Accuracy after finetuning increases linearly with falling pretraining loss.
Cool results, but GSM8K is not really difficult. To see if this helps with predicting emergent capabilities, it would be better to test on more complex tasks.
Chain of thought (CoT) clearly improves LM performance on most tasks. The intuitive explanation is that the CoT is the model’s reasoning, and we can understand the high-level reasoning process by reading the CoT. That intuition is wrong.
They measure different ways in which this can fail on eight different benchmarks. For example, on all except the hardest (AQuA) benchmark, they find significant evidence of post-hoc reasoning.
The role of chain of thought in reasoning was on many people’s minds this summer, here are some cool works:
the notion of counterfactual simulatability might be a useful evaluation metric;
LLMs are (mostly) not helped by filler tokens had some interesting discussion in the comments.
Survey of ways RLHF can fail, categorizing three sources of issues: human feedback, reward model, and the learned policy. Here are some fundamental issues with:
human feedback: humans cannot evaluate very difficult tasks; human approval can be gamed.

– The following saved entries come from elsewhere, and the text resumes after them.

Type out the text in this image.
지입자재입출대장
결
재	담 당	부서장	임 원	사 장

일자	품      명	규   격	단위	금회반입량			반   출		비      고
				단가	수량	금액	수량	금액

reward model: context-dependent human preferences are difficult to model; a single reward function for societal preferences leads to tyranny of the majority.
policy: optimal RL agents seek power; goals can misgeneralize in deployment.
I recommend pondering the following sentence:
Because it optimizes for human approval, RLHF in particular demands a special type of caution because many of its failures will actively tend to be ones that humans struggle to notice.
Thanks to Charbel-Raphaël Segerie for reviewing.
The paper becomes more impressive when you realize that: a) the method produces nonsensical attributions on 810M models; b) almost all the work was likely in the optimizations required to scale this from 810M to 52B models. I’m glad they persevered!
Or multiple tokens, as in Steering GPT-2-XL by adding an activation vector [Turner et al., 2023]. This method is unrelated to steering models by modifying weights globally, what the similarly-named task vector method does.
As John Wentworth says:
The appeal of steering is not necessarily that it allows us to do things which cannot be done just by finetuning (…) The appeal of steering is that it's a way of getting an AI to do what we want, without applying any direct optimization against human feedback - and therefore without directly optimizing for failure modes which humans will struggle to notice. (Vanilla prompting of predictive models is also a way to steer without direct optimization against human feedback; the question "can steering do things which vanilla prompting can't?" is thus also an interesting one.)